Ce placement fonctionne avec un mode « on/off » binaire : soit l’on est exposé en actions, soit on ne l’est plus et on loge le cash au sein du Plan. Mais il ne faut pas abuser de cet abri car ces liquidités non investies ne sont pas rémunérées. Or, en période d’inflation forte, elles perdent de la valeur. Ensuite, il faut pouvoir être en mesure d’entrer à nouveau sur le marché pour saisir des opportunités. Pour ceux qui n’ont ni le temps ni l’envie de gérer leur PEA de façon active, des mandats de gestion pilotés par des professionnels sont proposés dans les établissements dépositaires des PEA. Il existe aussi des PEA gérés par des acteurs en ligne qui n’offrent que des supports sous forme d’ETF.

2. Les solutions immobilières

Se constituer un patrimoine
Investir dans la pierre, quinze à trente ans avant sa retraite, permet de se constituer, doucement mais sûrement, un patrimoine qui engendrera des revenus récurrents (loyers) au moment de la cessation d’activité. L’immobilier peut aussi, à terme, être vendu pour profiter d’un capital destiné à des projets plaisir ou à des achats liés au vieillissement (adaptation du logement principal, services à la personne…). Certes, une plus-value n’est pas toujours au rendez-vous, et les rendements locatifs nets évoluent entre 2 % et 6 % en général.

Des investisseurs en Bourse se targuent de mieux faire ! Oui, mais l’immobilier est le seul actif pouvant être acheté à crédit et bénéficier ainsi de l’effet de levier (utilisation de l’endettement pour augmenter sa capacité d’investissement) : on peut acheter un bien à 300.000 euros avec seulement 10 % de cette somme sur son compte courant, par exemple. « L’immobilier protège aussi de l’inflation puisque, hors intervention exceptionnelle de l’Etat (les pouvoirs publics bloquent actuellement l’augmentation des loyers à hauteur de +3,5 %), les loyers sont indexés sur celle-ci », note Olivier Lendrevie, président de Cafpi.

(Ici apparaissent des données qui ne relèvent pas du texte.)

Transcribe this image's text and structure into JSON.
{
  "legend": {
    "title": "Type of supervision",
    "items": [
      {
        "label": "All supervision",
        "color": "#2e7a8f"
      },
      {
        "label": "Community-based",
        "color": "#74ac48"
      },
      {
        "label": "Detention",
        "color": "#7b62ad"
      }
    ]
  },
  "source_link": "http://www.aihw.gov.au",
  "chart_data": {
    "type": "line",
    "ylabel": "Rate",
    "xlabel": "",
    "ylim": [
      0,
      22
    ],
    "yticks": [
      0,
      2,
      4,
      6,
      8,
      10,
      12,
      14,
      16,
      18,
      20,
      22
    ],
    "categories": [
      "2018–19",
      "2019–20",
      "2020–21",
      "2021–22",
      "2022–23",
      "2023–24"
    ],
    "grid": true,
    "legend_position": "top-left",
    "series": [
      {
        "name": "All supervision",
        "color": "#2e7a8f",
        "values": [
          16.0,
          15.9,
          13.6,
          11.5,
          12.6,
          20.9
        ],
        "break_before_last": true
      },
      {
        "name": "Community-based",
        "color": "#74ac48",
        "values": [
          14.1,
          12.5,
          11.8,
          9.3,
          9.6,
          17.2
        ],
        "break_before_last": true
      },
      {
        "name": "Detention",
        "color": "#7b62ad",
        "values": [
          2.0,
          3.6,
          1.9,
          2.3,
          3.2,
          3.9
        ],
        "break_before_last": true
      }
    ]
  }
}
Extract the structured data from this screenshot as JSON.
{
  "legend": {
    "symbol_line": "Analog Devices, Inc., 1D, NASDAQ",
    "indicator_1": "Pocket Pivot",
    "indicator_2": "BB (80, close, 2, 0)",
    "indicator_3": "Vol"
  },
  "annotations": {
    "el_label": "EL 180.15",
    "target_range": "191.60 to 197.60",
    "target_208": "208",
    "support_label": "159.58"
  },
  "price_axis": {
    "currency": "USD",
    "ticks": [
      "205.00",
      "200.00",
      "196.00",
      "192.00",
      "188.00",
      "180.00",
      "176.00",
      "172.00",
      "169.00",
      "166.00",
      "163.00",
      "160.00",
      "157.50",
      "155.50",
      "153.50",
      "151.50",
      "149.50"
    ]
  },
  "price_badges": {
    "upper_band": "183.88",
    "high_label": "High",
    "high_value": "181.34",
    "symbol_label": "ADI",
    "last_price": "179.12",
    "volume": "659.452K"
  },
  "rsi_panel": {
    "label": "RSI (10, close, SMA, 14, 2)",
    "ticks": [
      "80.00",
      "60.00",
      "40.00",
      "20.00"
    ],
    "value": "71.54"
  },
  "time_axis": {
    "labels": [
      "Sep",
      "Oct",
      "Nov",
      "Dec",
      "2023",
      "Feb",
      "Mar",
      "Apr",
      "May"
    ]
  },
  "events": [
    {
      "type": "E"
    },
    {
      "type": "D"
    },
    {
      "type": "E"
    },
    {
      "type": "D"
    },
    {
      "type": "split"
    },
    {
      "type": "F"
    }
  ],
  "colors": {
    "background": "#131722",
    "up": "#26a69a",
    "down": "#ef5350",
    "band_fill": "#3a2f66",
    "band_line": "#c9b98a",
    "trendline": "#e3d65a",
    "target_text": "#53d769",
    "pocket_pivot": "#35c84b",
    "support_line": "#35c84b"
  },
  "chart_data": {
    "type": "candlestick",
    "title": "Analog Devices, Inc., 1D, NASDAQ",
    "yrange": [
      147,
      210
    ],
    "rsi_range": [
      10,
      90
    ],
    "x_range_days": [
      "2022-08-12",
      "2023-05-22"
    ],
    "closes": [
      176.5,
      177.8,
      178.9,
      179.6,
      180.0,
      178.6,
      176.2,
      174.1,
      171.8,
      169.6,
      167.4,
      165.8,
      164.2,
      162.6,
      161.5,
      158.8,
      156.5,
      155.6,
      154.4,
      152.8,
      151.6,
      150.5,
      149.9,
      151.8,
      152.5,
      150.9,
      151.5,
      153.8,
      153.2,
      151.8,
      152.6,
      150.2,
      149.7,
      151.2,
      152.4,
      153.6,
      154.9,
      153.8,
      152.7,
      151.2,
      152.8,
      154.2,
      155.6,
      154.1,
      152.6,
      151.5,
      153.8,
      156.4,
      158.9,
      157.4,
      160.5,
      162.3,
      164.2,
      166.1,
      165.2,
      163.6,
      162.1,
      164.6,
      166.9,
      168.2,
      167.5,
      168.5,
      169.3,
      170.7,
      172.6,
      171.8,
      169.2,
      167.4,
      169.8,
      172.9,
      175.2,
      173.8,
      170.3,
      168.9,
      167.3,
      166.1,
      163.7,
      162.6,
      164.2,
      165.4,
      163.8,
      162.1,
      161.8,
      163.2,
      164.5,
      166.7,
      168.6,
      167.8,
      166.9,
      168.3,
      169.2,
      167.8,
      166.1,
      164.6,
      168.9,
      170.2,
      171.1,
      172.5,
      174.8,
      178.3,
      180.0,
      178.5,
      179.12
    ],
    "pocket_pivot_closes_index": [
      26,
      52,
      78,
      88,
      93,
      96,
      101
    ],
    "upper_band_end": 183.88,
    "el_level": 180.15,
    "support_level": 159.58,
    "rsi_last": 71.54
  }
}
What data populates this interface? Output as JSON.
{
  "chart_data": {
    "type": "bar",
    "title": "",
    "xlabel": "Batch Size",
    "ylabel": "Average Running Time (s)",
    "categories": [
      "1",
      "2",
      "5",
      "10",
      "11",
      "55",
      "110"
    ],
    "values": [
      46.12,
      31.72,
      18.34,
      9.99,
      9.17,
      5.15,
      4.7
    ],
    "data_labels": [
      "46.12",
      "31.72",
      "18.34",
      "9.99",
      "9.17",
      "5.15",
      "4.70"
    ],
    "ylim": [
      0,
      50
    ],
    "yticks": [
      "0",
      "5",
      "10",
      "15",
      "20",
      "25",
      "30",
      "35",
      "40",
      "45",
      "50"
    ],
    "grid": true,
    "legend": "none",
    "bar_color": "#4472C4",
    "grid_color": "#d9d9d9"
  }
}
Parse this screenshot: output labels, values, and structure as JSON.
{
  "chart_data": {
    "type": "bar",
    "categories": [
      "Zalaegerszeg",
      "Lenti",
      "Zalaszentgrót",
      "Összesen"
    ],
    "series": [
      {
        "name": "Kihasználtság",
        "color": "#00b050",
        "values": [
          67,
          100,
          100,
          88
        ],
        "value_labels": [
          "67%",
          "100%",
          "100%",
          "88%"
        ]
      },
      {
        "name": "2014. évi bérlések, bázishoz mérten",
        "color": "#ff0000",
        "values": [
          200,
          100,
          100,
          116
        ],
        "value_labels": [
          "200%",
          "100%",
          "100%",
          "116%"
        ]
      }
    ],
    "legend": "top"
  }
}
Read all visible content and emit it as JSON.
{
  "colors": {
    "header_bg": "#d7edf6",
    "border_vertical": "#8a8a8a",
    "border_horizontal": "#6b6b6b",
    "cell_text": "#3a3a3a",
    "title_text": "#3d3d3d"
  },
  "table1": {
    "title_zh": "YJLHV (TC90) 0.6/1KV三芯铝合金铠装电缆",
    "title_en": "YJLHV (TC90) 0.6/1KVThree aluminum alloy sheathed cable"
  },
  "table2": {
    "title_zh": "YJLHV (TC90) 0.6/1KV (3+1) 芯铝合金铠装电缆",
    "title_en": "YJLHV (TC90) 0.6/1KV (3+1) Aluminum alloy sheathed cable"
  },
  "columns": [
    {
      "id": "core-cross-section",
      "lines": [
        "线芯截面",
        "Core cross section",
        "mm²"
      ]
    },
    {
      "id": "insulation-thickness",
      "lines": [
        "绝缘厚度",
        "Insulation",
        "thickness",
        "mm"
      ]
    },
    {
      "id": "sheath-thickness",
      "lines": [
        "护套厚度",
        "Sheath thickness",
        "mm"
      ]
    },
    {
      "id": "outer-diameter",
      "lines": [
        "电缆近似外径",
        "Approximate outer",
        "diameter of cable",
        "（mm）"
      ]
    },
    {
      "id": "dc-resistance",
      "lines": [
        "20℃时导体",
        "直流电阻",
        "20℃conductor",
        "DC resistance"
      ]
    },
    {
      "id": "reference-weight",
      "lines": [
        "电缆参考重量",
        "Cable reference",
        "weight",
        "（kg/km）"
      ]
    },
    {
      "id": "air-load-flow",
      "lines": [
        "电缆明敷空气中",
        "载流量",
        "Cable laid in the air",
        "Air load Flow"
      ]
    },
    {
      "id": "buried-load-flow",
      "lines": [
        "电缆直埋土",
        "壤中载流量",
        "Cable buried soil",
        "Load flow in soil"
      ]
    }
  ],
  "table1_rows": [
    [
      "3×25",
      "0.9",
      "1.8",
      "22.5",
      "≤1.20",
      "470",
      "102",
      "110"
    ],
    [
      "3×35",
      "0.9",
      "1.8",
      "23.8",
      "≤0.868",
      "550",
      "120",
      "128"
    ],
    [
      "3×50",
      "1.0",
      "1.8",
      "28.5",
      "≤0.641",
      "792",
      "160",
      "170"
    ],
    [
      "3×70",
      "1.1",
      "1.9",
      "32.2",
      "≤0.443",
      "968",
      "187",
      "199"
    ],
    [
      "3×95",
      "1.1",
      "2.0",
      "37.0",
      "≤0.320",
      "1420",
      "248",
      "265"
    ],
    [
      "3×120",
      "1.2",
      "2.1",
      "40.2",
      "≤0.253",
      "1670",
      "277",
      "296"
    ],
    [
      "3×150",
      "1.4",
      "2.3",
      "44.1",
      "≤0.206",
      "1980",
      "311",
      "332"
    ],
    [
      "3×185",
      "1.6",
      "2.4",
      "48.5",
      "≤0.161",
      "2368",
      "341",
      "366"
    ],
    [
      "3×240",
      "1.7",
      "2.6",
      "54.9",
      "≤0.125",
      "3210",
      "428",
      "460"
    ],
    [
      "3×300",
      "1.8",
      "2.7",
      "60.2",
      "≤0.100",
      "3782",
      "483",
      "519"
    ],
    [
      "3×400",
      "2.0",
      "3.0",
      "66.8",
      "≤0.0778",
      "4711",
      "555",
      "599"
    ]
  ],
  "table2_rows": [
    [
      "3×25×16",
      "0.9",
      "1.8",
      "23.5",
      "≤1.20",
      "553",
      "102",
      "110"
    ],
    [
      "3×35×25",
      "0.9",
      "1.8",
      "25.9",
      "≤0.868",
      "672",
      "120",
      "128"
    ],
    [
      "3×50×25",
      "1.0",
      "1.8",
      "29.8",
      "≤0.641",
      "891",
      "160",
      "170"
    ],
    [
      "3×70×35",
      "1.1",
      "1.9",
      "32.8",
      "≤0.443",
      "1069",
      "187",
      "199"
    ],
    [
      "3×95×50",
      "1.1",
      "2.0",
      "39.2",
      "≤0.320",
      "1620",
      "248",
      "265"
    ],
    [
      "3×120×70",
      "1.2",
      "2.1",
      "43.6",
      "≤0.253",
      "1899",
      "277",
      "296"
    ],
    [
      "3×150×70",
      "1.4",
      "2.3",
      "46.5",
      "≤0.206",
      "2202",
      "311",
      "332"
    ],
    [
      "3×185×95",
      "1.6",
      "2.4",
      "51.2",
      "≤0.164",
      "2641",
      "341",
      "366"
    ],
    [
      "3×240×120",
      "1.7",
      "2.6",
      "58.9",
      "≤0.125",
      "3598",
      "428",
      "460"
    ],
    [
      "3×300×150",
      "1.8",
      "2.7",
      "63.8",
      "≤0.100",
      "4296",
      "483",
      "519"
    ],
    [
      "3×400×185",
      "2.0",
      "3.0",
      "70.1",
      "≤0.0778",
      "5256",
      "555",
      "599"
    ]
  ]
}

Les solutions d’investissement immobilier sont nombreuses et servent, chacune à leur façon, les intérêts d’une préparation financière de sa retraite. De façon transversale, l’utilisation de l’endettement (même si des liquidités sont disponibles) est judicieuse, tant celui-ci est favorable aux investisseurs.

Le crédit, allié des investisseurs

S’endetter comporte en effet cinq atouts non négligeables. Une mensualité de crédit représente d’abord une « épargne forcée » : contrairement à un versement programmé sur un produit financier que l’on peut stopper ou suspendre quand on veut, un remboursement de prêt est assuré, aboutissant effectivement à la constitution d’un patrimoine. L’effet de levier et la déductibilité des intérêts d’emprunt des revenus fonciers sont aussi positifs. L’assurance décès invalidité attachée à tout crédit immobilier est un contrat de prévoyance à moindre coût pour assurer son avenir et celui de sa famille. Enfin, les dettes amenuisent l’assiette taxable à l’impôt sur la fortune immobilière (IFI).

Emprunter continue donc de relever d’une bonne stratégie, même à l’heure d’une remontée des taux d’intérêt : « Pour les investisseurs, la hausse des taux doit être mise en perspective avec la déductibilité des intérêts d’emprunt qui permet de réduire la charge fiscale, notamment lorsque le taux marginal d’imposition est élevé », remarque Christine Valence, ingénieure patrimoniale chez BNP Paribas Banque Privée. Certes, il est moins facile aujourd’hui d’obtenir un prêt, mais il existe des solutions, notamment en se tournant vers les taux variables.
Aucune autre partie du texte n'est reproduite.